Though we’ve also lived of late through the scandals of the Catholic Church and Major League Baseball, the unmasking of megaministers and Wall Street titans, and the penile pratfalls of John Edwards and Tiger Woods, our serial susceptibility to bogus heroes and their hoaxes remains undiminished. It’s as if there’s something in the national DNA that makes us suspend disbelief once our icons are anointed. You’d think in our digital age, when everyone can seemingly find out anything about anyone in a nanosecond—when transparency, thy name is Twitter—this pattern would have long since been broken and the country wouldn’t be so easily snowed. Instead, our credulousness seems as entrenched as ever, if not more so, with the same myopia by the press and public alike recurring with scant variation, whether the instance be as chilling as Paterno or as farcical as Petraeus.
As toppled heroes go, Petraeus is more tacky than tragic, more silly than sinister. He committed no crime, and since he was neither a preacher nor a public moralist, he is innocent of hypocrisy. Yet it is precisely the preposterously stark contrast between the cheesiness of the Petraeus we are now discovering and the gravity of the Petraeus we were sold that makes him so instructive a case study for this kind of national fraud. Let’s not forget that this was a man who was entrusted by two presidents with the most solemn duty in our national life—the running of two of the longest wars in American history. When George W. Bush turned to him to take over Iraq in 2007, it was in part to inject a serene, Ike-ish hero, however tardily, into an unpopular war. Bush branded Petraeus as his “main man,” plugging him incessantly in public, and Petraeus was happy to play the role to the hilt. After the grotesqueries of Donald Rumsfeld, Abu Ghraib, and all the rest, much of the public, at least that part of it that hadn’t tuned out the war altogether, bought into it as well. Soon, Republicans—stoked by Roger Ailes and Fox News—were talking about him for the presidency.

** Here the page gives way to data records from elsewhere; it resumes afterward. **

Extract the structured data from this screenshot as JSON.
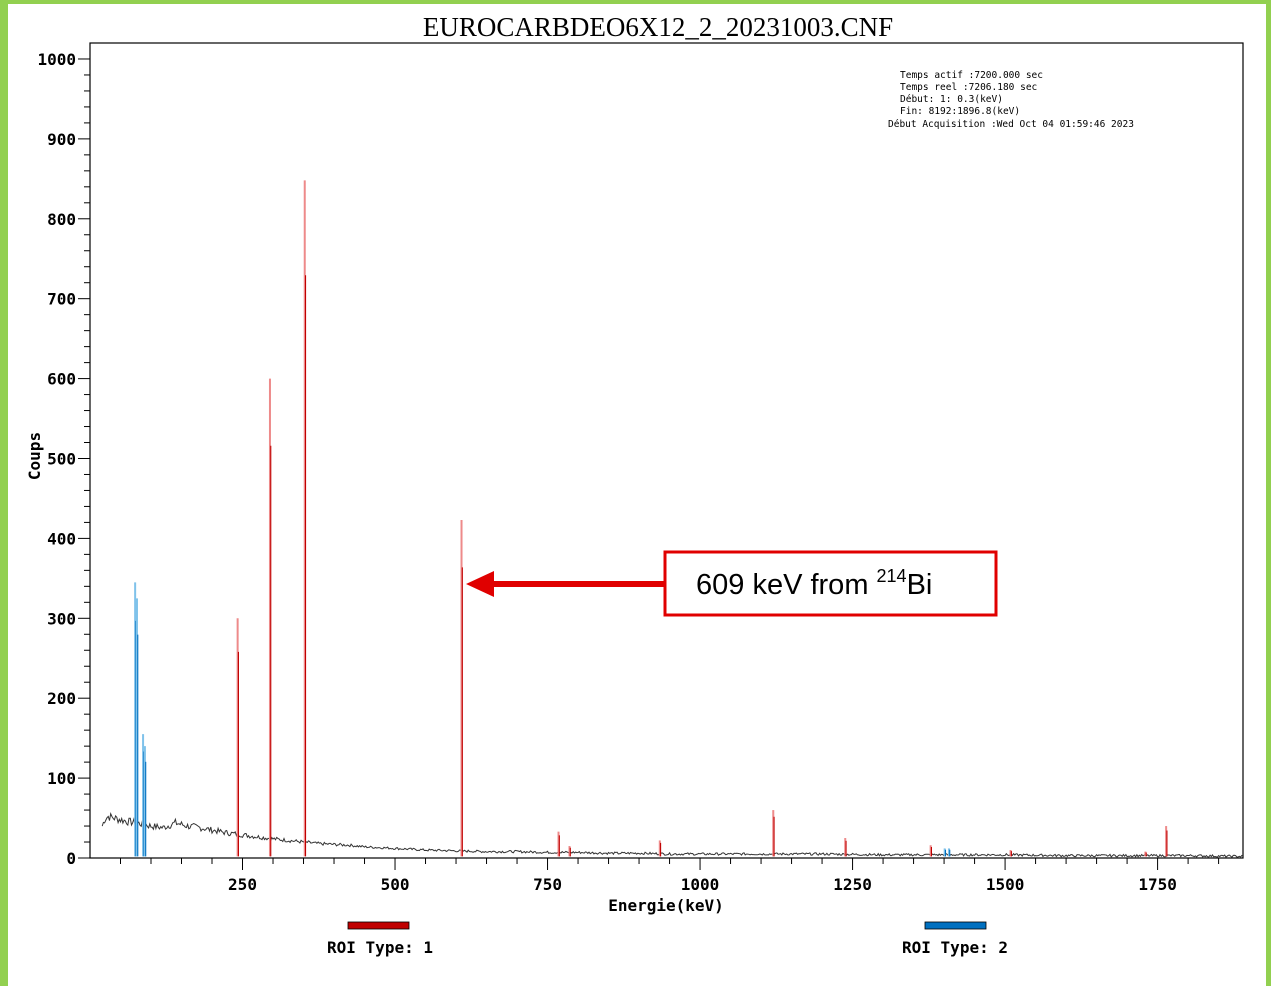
{
  "chart_data": {
    "type": "line",
    "title": "EUROCARBDEO6X12_2_20231003.CNF",
    "xlabel": "Energie(keV)",
    "ylabel": "Coups",
    "xlim": [
      0,
      1890
    ],
    "ylim": [
      0,
      1020
    ],
    "x_ticks": [
      250,
      500,
      750,
      1000,
      1250,
      1500,
      1750
    ],
    "x_tick_labels": [
      "250",
      "500",
      "750",
      "1000",
      "1250",
      "1500",
      "1750"
    ],
    "y_ticks": [
      0,
      100,
      200,
      300,
      400,
      500,
      600,
      700,
      800,
      900,
      1000
    ],
    "y_tick_labels": [
      "0",
      "100",
      "200",
      "300",
      "400",
      "500",
      "600",
      "700",
      "800",
      "900",
      "1000"
    ],
    "info_box": [
      "Temps actif   :7200.000 sec",
      "Temps reel :7206.180 sec",
      "Début:    1:   0.3(keV)",
      "Fin: 8192:1896.8(keV)",
      "Début Acquisition :Wed Oct 04 01:59:46 2023"
    ],
    "legend": [
      {
        "label": "ROI Type: 1",
        "color": "#c00000"
      },
      {
        "label": "ROI Type: 2",
        "color": "#0070c0"
      }
    ],
    "annotation": {
      "text_main": "609 keV from ",
      "superscript": "214",
      "text_end": "Bi",
      "target_energy": 609,
      "target_counts": 345,
      "color": "#e00000"
    },
    "background_points": [
      [
        20,
        40
      ],
      [
        25,
        50
      ],
      [
        30,
        52
      ],
      [
        40,
        50
      ],
      [
        50,
        48
      ],
      [
        60,
        46
      ],
      [
        75,
        44
      ],
      [
        90,
        42
      ],
      [
        100,
        40
      ],
      [
        120,
        38
      ],
      [
        140,
        44
      ],
      [
        160,
        40
      ],
      [
        180,
        38
      ],
      [
        200,
        35
      ],
      [
        220,
        32
      ],
      [
        240,
        30
      ],
      [
        260,
        28
      ],
      [
        280,
        26
      ],
      [
        300,
        24
      ],
      [
        325,
        22
      ],
      [
        350,
        20
      ],
      [
        375,
        18
      ],
      [
        400,
        17
      ],
      [
        425,
        16
      ],
      [
        450,
        14
      ],
      [
        475,
        13
      ],
      [
        500,
        12
      ],
      [
        550,
        10
      ],
      [
        600,
        9
      ],
      [
        650,
        8
      ],
      [
        700,
        8
      ],
      [
        750,
        7
      ],
      [
        800,
        7
      ],
      [
        850,
        6
      ],
      [
        900,
        6
      ],
      [
        950,
        5
      ],
      [
        1000,
        5
      ],
      [
        1100,
        5
      ],
      [
        1200,
        5
      ],
      [
        1300,
        4
      ],
      [
        1400,
        4
      ],
      [
        1500,
        4
      ],
      [
        1600,
        3
      ],
      [
        1700,
        3
      ],
      [
        1800,
        3
      ],
      [
        1890,
        2
      ]
    ],
    "peaks": [
      {
        "energy": 74,
        "counts": 345,
        "roi": 2
      },
      {
        "energy": 77,
        "counts": 325,
        "roi": 2
      },
      {
        "energy": 87,
        "counts": 155,
        "roi": 2
      },
      {
        "energy": 90,
        "counts": 140,
        "roi": 2
      },
      {
        "energy": 242,
        "counts": 300,
        "roi": 1
      },
      {
        "energy": 295,
        "counts": 600,
        "roi": 1
      },
      {
        "energy": 352,
        "counts": 848,
        "roi": 1
      },
      {
        "energy": 609,
        "counts": 423,
        "roi": 1
      },
      {
        "energy": 768,
        "counts": 33,
        "roi": 1
      },
      {
        "energy": 786,
        "counts": 15,
        "roi": 1
      },
      {
        "energy": 934,
        "counts": 22,
        "roi": 1
      },
      {
        "energy": 1120,
        "counts": 60,
        "roi": 1
      },
      {
        "energy": 1238,
        "counts": 25,
        "roi": 1
      },
      {
        "energy": 1378,
        "counts": 16,
        "roi": 1
      },
      {
        "energy": 1401,
        "counts": 12,
        "roi": 2
      },
      {
        "energy": 1408,
        "counts": 12,
        "roi": 2
      },
      {
        "energy": 1509,
        "counts": 10,
        "roi": 1
      },
      {
        "energy": 1730,
        "counts": 8,
        "roi": 1
      },
      {
        "energy": 1764,
        "counts": 40,
        "roi": 1
      }
    ]
  }
}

Even commentators who were critical of Petraeus’s warcraft rarely questioned his seriousness or maturity. Now it turns out that the man who had come to symbolize the ideal of a modern general—a Princeton-educated warrior-scholar who wrote the book on counterinsurgency—was actually closer in character to the preening Modern Major-General of Gilbert and Sullivan’s The Pirates of Penzance. We learned this not from the initial bombshell of his infidelity, a misdemeanor that indeed should be left to the jurisdiction of his immediate family, but from the larger, embarrassing backstory that has been filled in since. Belatedly, we now know that a leader heralded for his asceticism was so entranced with pomp, especially of the self-aggrandizing variety, that he gratuitously paraded his military medals on his civilian suit jacket in breach of Washington etiquette. We now know that in the Central Command Shangri-La of Tampa, he commandeered a 28-cop-strong motorcycle escort to speed him to a party at the waterfront mansion of the alleged “socialites” Scott and Jill Kelley. The motorcade was the Petraeus surge replayed as farce, deployed to achieve victory in the status wars presided over by central Florida’s answer to the Kardashians. For once we can say unequivocally, “Mission accomplished!”